Мальчик вздрогнул, изо всех силенок прижался к бабуле, уткнувшись носом в пахнущую молоком и солнцем морщинистую шею, и горько заплакал.
– Что ты, что ты! – Баба Фрося гладила сотрясающуюся от рыданий худенькую спинку внука и, присев на лавку, начала укачивать его, ласково приговаривая: – Так больно, да? Мое ты золотце! У собачки боли, у кошки боли, а у Пети заживи! Ну-ну, не плачь, лапушка! Все пройдет, вот увидишь!
– Н-не н-надо… – судорожно вздыхая, проикал Петя.
– Что не надо? Гладить?
– Н-нет, гладь, бабулечка, гладь. Н-не надо, чтобы у других б-болело. Т-тогда ты их любить и жалеть будешь, а не меня…
Яков тяжело вздохнул и отвернулся, украдкой вытерев некстати появившуюся слезу. Его жена, Мария, всхлипнула и выбежала из летней кухни, где вся семья завтракала. А дети, кузены и Надюшка, притихли, с сочувствием глядя на плачущего братишку.
– От же ирод какой, папка-то твой, – тихо произнесла бабуля, еще сильнее прижимая к себе внука, словно ограждая его от невидимой опасности. – Это как же надо измываться над женой и детями своими, чтобы мальчонка ласки не знал! Глупенький ты мой. – Она снова поцеловала вспотевший лобик мальчика. – Как же я могу тебя не любить, ты мой самый лучший внучек, самый красивый, самый умный!
– Я н-некрасив-вый! Я урод!
– Да пусть язык у того отсохнет, кто такое на тебя скажет! Ты не урод, ты просто болеешь. Но ты поправишься, обязательно поправишься, вот увидишь! И станешь сильным, высоким, красивым мужиком…
– И убью отца, – тихо, но решительно произнес мальчик.
Так решительно, по-взрослому, что Яков вдруг почувствовал, как вдоль спины пробежал холодок.
А бабушка, сочтя эти слова обычной детской обидой, укоризненно покачала головой:
– Нельзя так говорить, Петенька!

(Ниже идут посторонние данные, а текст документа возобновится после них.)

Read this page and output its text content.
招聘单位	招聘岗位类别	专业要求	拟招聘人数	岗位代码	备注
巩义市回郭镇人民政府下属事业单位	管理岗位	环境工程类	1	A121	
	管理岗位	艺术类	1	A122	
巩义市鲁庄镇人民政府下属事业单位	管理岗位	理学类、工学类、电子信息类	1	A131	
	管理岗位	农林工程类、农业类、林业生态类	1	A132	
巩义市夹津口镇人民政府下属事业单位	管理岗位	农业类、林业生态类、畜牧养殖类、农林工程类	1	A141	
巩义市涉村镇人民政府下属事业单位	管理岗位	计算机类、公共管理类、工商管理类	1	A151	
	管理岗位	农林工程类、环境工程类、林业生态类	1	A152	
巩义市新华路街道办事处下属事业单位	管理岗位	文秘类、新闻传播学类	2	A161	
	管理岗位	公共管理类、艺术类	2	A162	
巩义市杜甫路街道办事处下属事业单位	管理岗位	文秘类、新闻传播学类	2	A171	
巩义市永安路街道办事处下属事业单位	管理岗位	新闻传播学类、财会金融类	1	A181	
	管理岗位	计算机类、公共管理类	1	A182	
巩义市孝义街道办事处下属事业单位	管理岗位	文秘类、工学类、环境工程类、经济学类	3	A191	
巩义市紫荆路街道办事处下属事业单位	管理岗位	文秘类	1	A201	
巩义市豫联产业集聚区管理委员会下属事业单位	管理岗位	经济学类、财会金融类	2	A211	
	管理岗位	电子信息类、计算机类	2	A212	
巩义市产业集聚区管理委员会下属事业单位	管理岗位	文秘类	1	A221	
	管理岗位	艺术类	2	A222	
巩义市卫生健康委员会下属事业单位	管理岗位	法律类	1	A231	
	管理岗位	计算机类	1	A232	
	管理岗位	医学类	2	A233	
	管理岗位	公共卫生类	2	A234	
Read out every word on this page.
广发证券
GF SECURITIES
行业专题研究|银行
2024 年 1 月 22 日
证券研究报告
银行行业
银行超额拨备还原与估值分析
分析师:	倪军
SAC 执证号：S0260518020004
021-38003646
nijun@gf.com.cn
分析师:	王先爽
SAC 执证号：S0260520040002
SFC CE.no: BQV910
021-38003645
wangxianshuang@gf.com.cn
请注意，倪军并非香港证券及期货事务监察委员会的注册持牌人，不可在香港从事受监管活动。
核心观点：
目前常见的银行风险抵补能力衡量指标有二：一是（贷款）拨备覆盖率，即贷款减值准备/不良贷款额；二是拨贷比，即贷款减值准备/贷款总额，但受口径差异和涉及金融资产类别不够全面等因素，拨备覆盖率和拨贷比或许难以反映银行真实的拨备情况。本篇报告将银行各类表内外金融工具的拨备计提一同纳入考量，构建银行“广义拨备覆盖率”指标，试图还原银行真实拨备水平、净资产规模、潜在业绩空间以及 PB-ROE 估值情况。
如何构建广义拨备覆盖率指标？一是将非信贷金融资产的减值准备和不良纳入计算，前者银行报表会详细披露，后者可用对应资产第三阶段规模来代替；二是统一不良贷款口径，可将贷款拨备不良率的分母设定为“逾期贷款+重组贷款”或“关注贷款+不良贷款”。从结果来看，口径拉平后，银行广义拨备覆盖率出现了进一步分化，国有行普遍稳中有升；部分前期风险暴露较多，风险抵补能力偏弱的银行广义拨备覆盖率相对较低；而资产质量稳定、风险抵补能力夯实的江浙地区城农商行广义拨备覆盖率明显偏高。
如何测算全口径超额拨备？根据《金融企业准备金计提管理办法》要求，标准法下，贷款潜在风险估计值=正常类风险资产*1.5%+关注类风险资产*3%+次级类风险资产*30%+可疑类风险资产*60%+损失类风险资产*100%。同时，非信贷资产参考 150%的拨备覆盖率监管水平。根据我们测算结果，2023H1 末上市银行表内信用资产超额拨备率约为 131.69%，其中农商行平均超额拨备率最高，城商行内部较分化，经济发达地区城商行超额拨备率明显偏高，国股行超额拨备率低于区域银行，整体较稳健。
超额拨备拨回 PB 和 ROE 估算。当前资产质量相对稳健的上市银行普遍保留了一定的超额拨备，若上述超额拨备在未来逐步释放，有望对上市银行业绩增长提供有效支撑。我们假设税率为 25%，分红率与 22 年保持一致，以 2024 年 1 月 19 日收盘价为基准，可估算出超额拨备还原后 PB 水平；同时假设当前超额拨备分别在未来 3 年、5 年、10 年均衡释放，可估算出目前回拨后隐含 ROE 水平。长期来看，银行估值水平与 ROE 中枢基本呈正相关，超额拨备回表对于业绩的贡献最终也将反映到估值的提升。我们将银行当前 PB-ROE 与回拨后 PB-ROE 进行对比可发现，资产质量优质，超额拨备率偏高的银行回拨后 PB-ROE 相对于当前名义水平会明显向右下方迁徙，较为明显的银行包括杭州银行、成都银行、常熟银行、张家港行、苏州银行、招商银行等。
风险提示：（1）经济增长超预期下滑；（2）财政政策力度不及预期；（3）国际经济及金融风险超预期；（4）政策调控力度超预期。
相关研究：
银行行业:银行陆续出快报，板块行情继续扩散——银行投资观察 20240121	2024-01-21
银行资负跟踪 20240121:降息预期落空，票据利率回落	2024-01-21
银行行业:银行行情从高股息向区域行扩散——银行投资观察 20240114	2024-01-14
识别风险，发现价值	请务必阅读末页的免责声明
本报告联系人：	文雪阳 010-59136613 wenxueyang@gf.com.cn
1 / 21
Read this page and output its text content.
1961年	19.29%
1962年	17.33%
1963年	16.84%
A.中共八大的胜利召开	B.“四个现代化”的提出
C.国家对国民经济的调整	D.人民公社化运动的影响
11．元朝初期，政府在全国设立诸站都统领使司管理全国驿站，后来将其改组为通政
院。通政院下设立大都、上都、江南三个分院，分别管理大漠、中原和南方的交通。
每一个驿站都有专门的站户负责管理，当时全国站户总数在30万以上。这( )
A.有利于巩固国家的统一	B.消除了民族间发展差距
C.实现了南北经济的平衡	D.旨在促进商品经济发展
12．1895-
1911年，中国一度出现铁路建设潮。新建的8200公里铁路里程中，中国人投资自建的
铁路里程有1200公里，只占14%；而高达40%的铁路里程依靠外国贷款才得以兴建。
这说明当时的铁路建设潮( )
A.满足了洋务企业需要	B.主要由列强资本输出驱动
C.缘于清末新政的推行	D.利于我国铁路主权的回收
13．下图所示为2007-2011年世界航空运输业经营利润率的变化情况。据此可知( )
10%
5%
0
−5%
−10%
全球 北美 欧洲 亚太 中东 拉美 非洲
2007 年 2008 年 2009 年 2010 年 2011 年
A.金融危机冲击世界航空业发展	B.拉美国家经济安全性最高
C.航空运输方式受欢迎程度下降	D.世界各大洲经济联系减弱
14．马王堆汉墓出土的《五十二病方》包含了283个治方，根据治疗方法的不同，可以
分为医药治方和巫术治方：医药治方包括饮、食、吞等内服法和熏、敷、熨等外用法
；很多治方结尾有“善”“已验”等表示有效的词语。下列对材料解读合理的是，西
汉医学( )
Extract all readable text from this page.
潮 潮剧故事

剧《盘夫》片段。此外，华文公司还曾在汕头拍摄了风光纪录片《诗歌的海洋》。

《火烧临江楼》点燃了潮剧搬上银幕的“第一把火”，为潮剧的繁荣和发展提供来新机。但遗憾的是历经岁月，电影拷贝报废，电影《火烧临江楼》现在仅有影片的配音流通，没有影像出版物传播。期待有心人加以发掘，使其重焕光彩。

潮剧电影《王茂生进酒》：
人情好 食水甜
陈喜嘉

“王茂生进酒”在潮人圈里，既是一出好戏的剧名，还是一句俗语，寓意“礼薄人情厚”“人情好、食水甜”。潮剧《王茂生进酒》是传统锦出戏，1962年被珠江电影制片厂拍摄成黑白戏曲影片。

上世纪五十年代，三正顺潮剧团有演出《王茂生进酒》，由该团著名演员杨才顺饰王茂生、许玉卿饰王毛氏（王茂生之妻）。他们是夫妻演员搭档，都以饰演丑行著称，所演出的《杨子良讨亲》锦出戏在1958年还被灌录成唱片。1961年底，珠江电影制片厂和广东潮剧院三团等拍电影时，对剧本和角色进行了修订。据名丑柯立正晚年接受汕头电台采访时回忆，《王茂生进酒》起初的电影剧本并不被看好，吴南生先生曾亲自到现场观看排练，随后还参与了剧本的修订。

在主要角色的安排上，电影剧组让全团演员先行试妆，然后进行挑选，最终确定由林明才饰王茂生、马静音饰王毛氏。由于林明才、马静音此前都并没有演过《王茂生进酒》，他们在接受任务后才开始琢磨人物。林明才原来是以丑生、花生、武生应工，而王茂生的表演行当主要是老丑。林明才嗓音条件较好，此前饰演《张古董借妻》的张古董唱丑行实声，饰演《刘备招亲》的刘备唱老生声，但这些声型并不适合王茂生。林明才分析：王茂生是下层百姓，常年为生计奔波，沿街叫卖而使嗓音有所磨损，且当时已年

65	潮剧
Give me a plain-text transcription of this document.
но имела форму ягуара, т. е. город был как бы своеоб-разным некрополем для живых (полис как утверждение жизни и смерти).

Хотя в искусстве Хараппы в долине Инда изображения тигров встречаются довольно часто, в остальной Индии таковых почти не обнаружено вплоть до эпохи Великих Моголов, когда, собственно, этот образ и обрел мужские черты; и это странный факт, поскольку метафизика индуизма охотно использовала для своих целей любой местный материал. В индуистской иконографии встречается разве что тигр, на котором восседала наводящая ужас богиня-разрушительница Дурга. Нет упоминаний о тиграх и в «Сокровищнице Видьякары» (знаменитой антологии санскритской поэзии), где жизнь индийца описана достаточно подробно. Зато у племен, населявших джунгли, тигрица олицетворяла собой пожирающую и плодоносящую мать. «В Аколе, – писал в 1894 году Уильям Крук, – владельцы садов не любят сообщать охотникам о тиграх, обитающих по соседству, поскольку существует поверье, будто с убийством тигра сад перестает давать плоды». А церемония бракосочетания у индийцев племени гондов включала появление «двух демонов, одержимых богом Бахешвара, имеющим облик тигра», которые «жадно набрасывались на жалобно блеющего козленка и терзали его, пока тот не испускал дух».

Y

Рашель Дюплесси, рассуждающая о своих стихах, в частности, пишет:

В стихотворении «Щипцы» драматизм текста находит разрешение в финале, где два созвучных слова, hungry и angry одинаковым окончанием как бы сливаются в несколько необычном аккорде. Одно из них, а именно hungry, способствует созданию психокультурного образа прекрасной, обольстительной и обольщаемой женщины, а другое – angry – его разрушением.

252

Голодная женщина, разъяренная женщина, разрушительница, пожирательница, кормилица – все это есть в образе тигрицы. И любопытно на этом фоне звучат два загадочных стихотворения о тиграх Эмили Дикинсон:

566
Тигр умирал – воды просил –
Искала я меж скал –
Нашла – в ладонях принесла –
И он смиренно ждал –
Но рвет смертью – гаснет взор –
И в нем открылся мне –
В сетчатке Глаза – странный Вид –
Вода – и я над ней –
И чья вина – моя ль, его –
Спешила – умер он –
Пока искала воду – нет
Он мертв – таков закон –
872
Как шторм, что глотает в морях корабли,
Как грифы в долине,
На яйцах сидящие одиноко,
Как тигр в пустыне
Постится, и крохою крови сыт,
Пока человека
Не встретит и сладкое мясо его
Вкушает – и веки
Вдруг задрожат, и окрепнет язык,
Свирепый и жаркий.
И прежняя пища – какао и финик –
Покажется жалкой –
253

Грех это! Господь накажет!
– Не накажет.
– Почему это?
– Потому что его нет.
– Есть, Петенька, есть. Бог есть, и он нас любит. Потому что он нас создал.
– Да? Тогда меня он точно не любит!
– С чего ты взял?
– А п-почему тогда он меня создал таким уродом?
– Петенька, золотко мое, – и снова мягкие губы коснулись лба, – ну, перестань глупости говорить, внучек мой сахарный! Не урод ты, а просто болен! Ты молись Боженьке, проси его помочь – и он услышит. И поможет, вот увидишь!
– Да? Ты меня не обманываешь?
– Да Господь с тобой, родненький! Ты попробуй, попроси Боженьку. Я тебя молитве «Отче наш» научу, и ты перед сном каждый день ее читай, а потом проси Боженьку тебя вылечить.
– И что? – Петя почувствовал, как замерло от радостной надежды его сердечко. – Я стану здоровым?
– Это как молиться будешь. И как себя вести. Если в душе твоей злость и обида на весь мир по-прежнему царить станут, а черные мысли и желания верх возьмут, то тогда помощи не жди…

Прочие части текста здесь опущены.